Administration of BZD must be cautious in COPD patients, especially for older patients with severe COPD, as these drugs suppress the respiratory response and exacerbate sleep-related disorders.8–10,24 Now, a newer group of more selective BZRAs called non-BZD BZRAs has come out. These drugs are more selective for a BZD-receptor subtype that is expressed in the central nervous system, and produce fewer adverse side effects of pulmonary function than the traditional BZRAs.6,10 In addition, another treatment option for insomnia in COPD patients is ramelteon, a MT1/MT2 melatonin-receptor agonist. By engaging signaling pathways downstream of these G-protein-coupled receptors, ramelteon is believed to decrease sleep latency and increase sleep efficiency. More clinical trials need to be done to assess the effects of ramelteon on respiratory function. In randomized studies, ramelteon has been shown to be safe in patients with mild-to-moderate, even to severe COPD patients.7
This meta-analysis has some limitations that should be noted. First, only five trials were included, and the total number of participants was limited. In recent years, very few randomized controlled clinical trials, but some population-based case-control studies, have been done on this topic.8–10 This has probably been confined because of ethical issues. Therefore, the trials included were few and old. High-quality studies were required. Second, the longest duration of drug use was 1 week in trials included, and most durations were short. Insomnia accompanying COPD is a chronic disease. Long-term administration of hypnotic drugs should be needed. Therefore, the clinical implications of this study are limited. Clinical signs of respiratory depression should be evaluated with long-term treatment with BZD in COPD patients. In addition, layer analysis with the various half-lives of different drugs was not done to lead to different adverse respiratory outcomes. Because of different metabolic times of different half-life drugs, the effect of drugs on respiratory depression is different. Very few trials were included, and these trials had small sample sizes. Therefore, layer analysis was not done. Finally, most of the subjects in the trials had mild and moderate COPD, and few had a severe status of pulmonary function. The severity of diseases could influence the results.

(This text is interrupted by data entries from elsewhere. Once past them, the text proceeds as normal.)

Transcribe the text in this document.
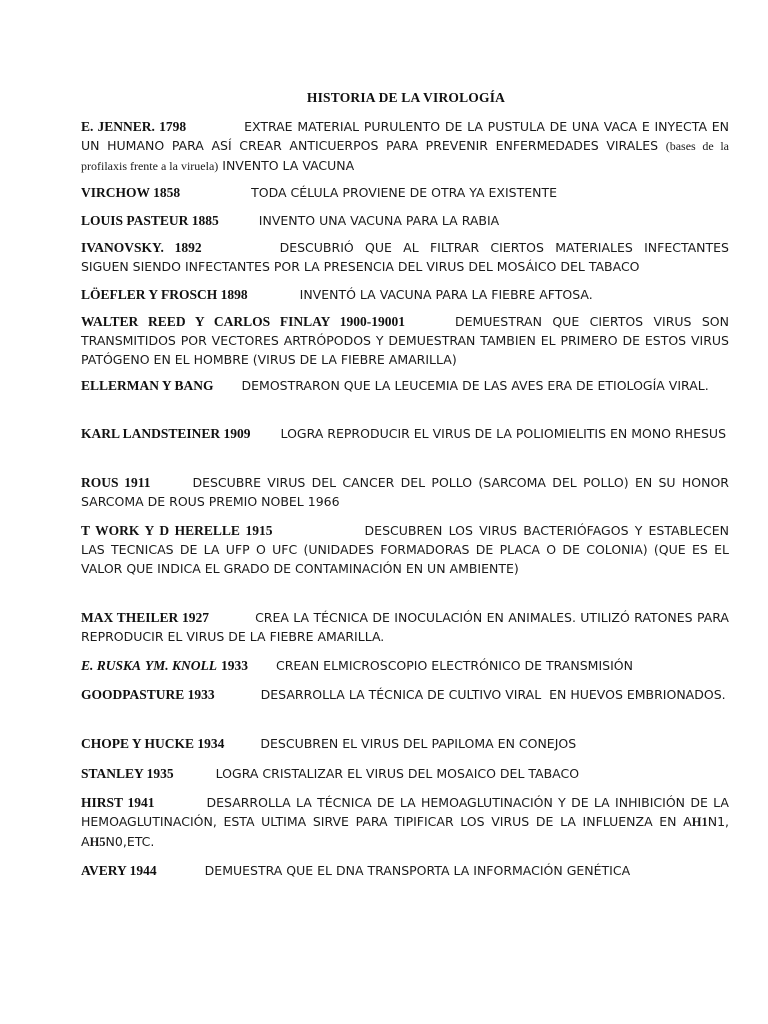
HISTORIA DE LA VIROLOGÍA
E. JENNER. 1798	EXTRAE MATERIAL PURULENTO DE LA PUSTULA DE UNA VACA E INYECTA EN UN HUMANO PARA ASÍ CREAR ANTICUERPOS PARA PREVENIR ENFERMEDADES VIRALES (bases de la profilaxis frente a la viruela) INVENTO LA VACUNA
VIRCHOW 1858	TODA CÉLULA PROVIENE DE OTRA YA EXISTENTE
LOUIS PASTEUR 1885	INVENTO UNA VACUNA PARA LA RABIA
IVANOVSKY. 1892	DESCUBRIÓ QUE AL FILTRAR CIERTOS MATERIALES INFECTANTES SIGUEN SIENDO INFECTANTES POR LA PRESENCIA DEL VIRUS DEL MOSÁICO DEL TABACO
LÖEFLER Y FROSCH 1898	INVENTÓ LA VACUNA PARA LA FIEBRE AFTOSA.
WALTER REED Y CARLOS FINLAY 1900-19001	DEMUESTRAN QUE CIERTOS VIRUS SON TRANSMITIDOS POR VECTORES ARTRÓPODOS Y DEMUESTRAN TAMBIEN EL PRIMERO DE ESTOS VIRUS PATÓGENO EN EL HOMBRE (VIRUS DE LA FIEBRE AMARILLA)
ELLERMAN Y BANG DEMOSTRARON QUE LA LEUCEMIA DE LAS AVES ERA DE ETIOLOGÍA VIRAL.
KARL LANDSTEINER 1909 LOGRA REPRODUCIR EL VIRUS DE LA POLIOMIELITIS EN MONO RHESUS
ROUS 1911	DESCUBRE VIRUS DEL CANCER DEL POLLO (SARCOMA DEL POLLO) EN SU HONOR SARCOMA DE ROUS PREMIO NOBEL 1966
T WORK Y D HERELLE 1915	DESCUBREN LOS VIRUS BACTERIÓFAGOS Y ESTABLECEN LAS TECNICAS DE LA UFP O UFC (UNIDADES FORMADORAS DE PLACA O DE COLONIA) (QUE ES EL VALOR QUE INDICA EL GRADO DE CONTAMINACIÓN EN UN AMBIENTE)
MAX THEILER 1927	CREA LA TÉCNICA DE INOCULACIÓN EN ANIMALES. UTILIZÓ RATONES PARA REPRODUCIR EL VIRUS DE LA FIEBRE AMARILLA.
E. RUSKA YM. KNOLL 1933 CREAN ELMICROSCOPIO ELECTRÓNICO DE TRANSMISIÓN
GOODPASTURE 1933	DESARROLLA LA TÉCNICA DE CULTIVO VIRAL  EN HUEVOS EMBRIONADOS.
CHOPE Y HUCKE 1934	DESCUBREN EL VIRUS DEL PAPILOMA EN CONEJOS
STANLEY 1935	LOGRA CRISTALIZAR EL VIRUS DEL MOSAICO DEL TABACO
HIRST 1941	DESARROLLA LA TÉCNICA DE LA HEMOAGLUTINACIÓN Y DE LA INHIBICIÓN DE LA HEMOAGLUTINACIÓN, ESTA ULTIMA SIRVE PARA TIPIFICAR LOS VIRUS DE LA INFLUENZA EN AH1N1, AH5N0,ETC.
AVERY 1944	DEMUESTRA QUE EL DNA TRANSPORTA LA INFORMACIÓN GENÉTICA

This manuscript focused on an ambitious clinical project: the efficacy and safety of BZD on insomnia in COPD patients. The results suggested BZDs might be efficient and safe hypnotics. Compared with placebo, BZD improved sleep quality partly and significantly increased maximum tcPCO2 during sleep. More randomized controlled trials are necessary. In spite of some limitations in this meta-analysis, the results, which show partly improved efficacy and safety, are valuable to guide further study for ethical issues. In addition, BZD use must be cautious in COPD patients with hypercapnia, and newer drugs should be developed.
The article was financed by the National Natural Science Foundation of China (grant 81201489).
The authors report no conflicts of interest in this work.